Nabi Muhammad SAW. dilahirkan di kota Makkah, pada hari Senin tanggal 12 Rabiul Awal tahun Gajah. Ketika ditanya atas landasan apa disunnahkan puasa pada hari Senin, jawab beliau, “Pada hari itulah aku dilahirkan.” Karena itulah orang-orang sama menyelenggarakan peringatan Maulid Nabi khususnya pada bulan Rabiul Awal dengan aneka ragam kegiatan positif, sebagai bagian kecil dari pengenalan. Konon pada tanggal 12 Rabiul Awal pula beliau wafat. Mengapa kita tidak memperingatinya lebih daripada memperingati hari kelahiran? Dalam tuntunan syariat Islam, kita ditekankan mengenang hari kegembiraan, tidak diperkenankan mengenang hari duka secara kelewatan yang dikenal dengan al-ma’tam.

Dalam Shahih Bukhari diterangkan bahwa Abu Lahab diberikan keringanan siksa setiap hari Senin disebabkan dia memerdekakan Tsuwaibah kala budak perempuannya itu memberikan berita gembira atas kelahiran Nabi Muhammad SAW. (Lihat Shahih Bukhari Kitab nikah Bab ibu-ibu yang menyusuimu, dan haramnya jalinan susuan seperti haramnya jalinan nasab). Tsuwaibah adalah ibu yang menyusui Nabi, selain sang ibunda dan ibu Halimah As-Sa’diyah.

Mengenai hal ini, Al-Imam Al-Hafidz Syamsuddin bin Nashiruddin Ad-Dimasyqi menggubah,

Jikalau ini adalah orang kafir yang telah dicela dengan ‘celakalah kedua tangannya’ lagi dinyatakan kekal di neraka Jahim.

Diriwayatkan bahwa pada setiap hari Senin dia diperingan siksanya karena gembira terhadap (kelahiran) Ahmad.

Maka apakah persangkaanmu terhadap hamba yang sepanjang umur selalu bergembira terhadap Ahmad dan meninggal dalam keadaan bertauhid?!

Tentang kelahiran Nabi, Sayidina Abbas bin Abdul Mutthalib bersenandung,

“Dan engkau, tatkala engkau lahir, bersinar teranglah dunia.

Dengan cahaya engkau, gemerlapanlah seluruh penjuru bumi,

Dan kami semua tertembus oleh sinar gemerlap itu, cahaya itu, jalan kebenaran.”

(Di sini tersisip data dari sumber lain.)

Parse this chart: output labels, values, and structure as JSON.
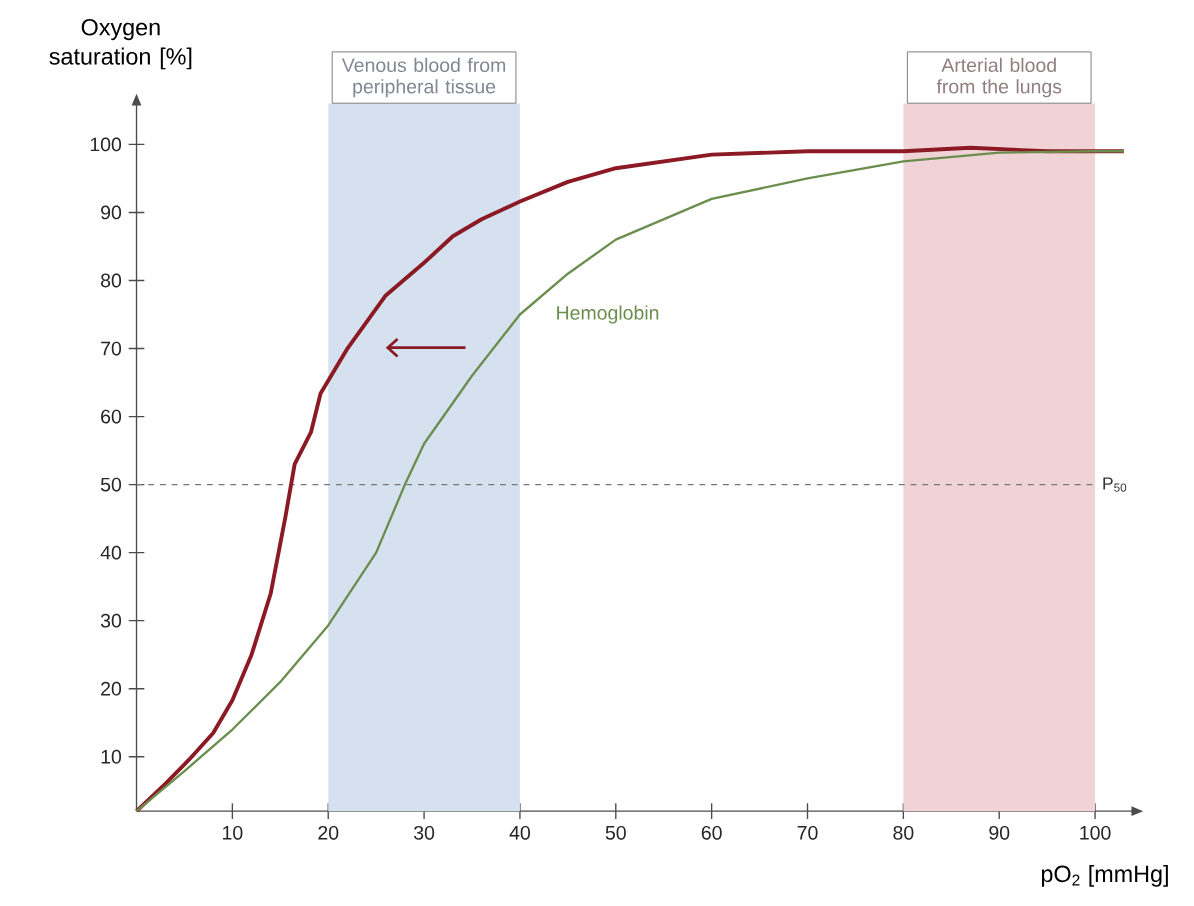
{
  "chart_data": {
    "type": "line",
    "ylabel": "Oxygen saturation [%]",
    "xlabel": "pO$_{2}$ [mmHg]",
    "xlim": [
      0,
      104
    ],
    "ylim": [
      2,
      106
    ],
    "xticks": [
      10,
      20,
      30,
      40,
      50,
      60,
      70,
      80,
      90,
      100
    ],
    "yticks": [
      10,
      20,
      30,
      40,
      50,
      60,
      70,
      80,
      90,
      100
    ],
    "line_style": "solid",
    "series": [
      {
        "color": "#8b1a24",
        "x": [
          0,
          3,
          5.5,
          8,
          10,
          12,
          14,
          15.5,
          16.5,
          18.2,
          19.2,
          22,
          26,
          30,
          33,
          36,
          40,
          45,
          50,
          55,
          60,
          70,
          80,
          87,
          95,
          103
        ],
        "values": [
          2,
          6,
          9.6,
          13.5,
          18.3,
          25,
          34,
          45,
          53,
          57.7,
          63.4,
          70,
          77.8,
          82.6,
          86.5,
          89,
          91.6,
          94.5,
          96.5,
          97.5,
          98.5,
          99,
          99,
          99.5,
          99,
          99
        ]
      },
      {
        "name": "Hemoglobin",
        "color": "#6b8e4e",
        "x": [
          0,
          5,
          10,
          15,
          20,
          25,
          28,
          30,
          35,
          40,
          45,
          50,
          60,
          70,
          80,
          90,
          100,
          103
        ],
        "values": [
          2,
          7.9,
          14,
          21,
          29.3,
          40,
          50,
          56,
          66,
          75,
          81,
          86,
          92,
          95,
          97.5,
          98.8,
          99,
          99
        ]
      }
    ],
    "bands": [
      {
        "axis": "x",
        "from": 20,
        "to": 40,
        "label": "Venous blood from peripheral tissue",
        "color": "#d6e1f0"
      },
      {
        "axis": "x",
        "from": 80,
        "to": 100,
        "label": "Arterial blood from the lungs",
        "color": "#f0d3d7"
      }
    ],
    "ref_lines": [
      {
        "axis": "y",
        "value": 50,
        "label": "P$_{50}$",
        "line_style": "dashed",
        "color": "#777777"
      }
    ]
  }
}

Mengenal Nabi kita merupakan hal yang sangat penting, bahkan hal ini akan menjadi ujian pertama kali kala kita memasuki alam kubur. Diriwayatkan dari sahabat Anas bin Malik ra. bahwasanya Rasulullah SAW. bersabda, “Jika seorang hamba telah diletakkan di kuburnya, handai-tolan sama beranjak pulang, sungguh dia mendengar derap suara sandal mereka, maka datanglah dua orang malaikat. Mereka mendudukkannya lalu berkata, “Apa yang bisa kamu katakan mengenai orang ini, sosok Muhammad SAW.?” Adapun orang mukmin, dia akan menjawab, “Aku bersaksi bahwa dia adalah hamba Allah sekaligus Rasul-Nya.” Dikatakanlah kepadanya, “Arahkan pandangan pada tempatmu di neraka, kini Allah telah menggantinya untukmu dengan tempat di surga.” Dia dapat memandang kedua tempat itu. Qotadah, perawi hadits, berkata, “Dan beliau menuturkan pada kami, bahwa orang itu dilapangkan di kuburnya.” Kemudian (perawi) kembali kepada haditsnya Anas, “Adapun orang munafik dan orang kafir, dikatakanlah kepadanya, “Apa yang bisa kamu katakan mengenai sosok orang ini?!” Jawabnya, “Aku tidak tahu. Dulu aku mengatakan seperti orang-orang mengatakannya.” Dikatakanlah, “Kamu tidak tahu dan kamu tidak membaca (meneliti, berfikir).” Dia lalu dipukul dengan godam-godam besar dari besi dengan pukulan maha dahsyat. Dia menjerit luar biasa. Jeritan itu didengar makhluk hidup di sekelilingnya selain jin dan manusia.” (H.R. Bukhari)

Ya Allah, saksikanlah.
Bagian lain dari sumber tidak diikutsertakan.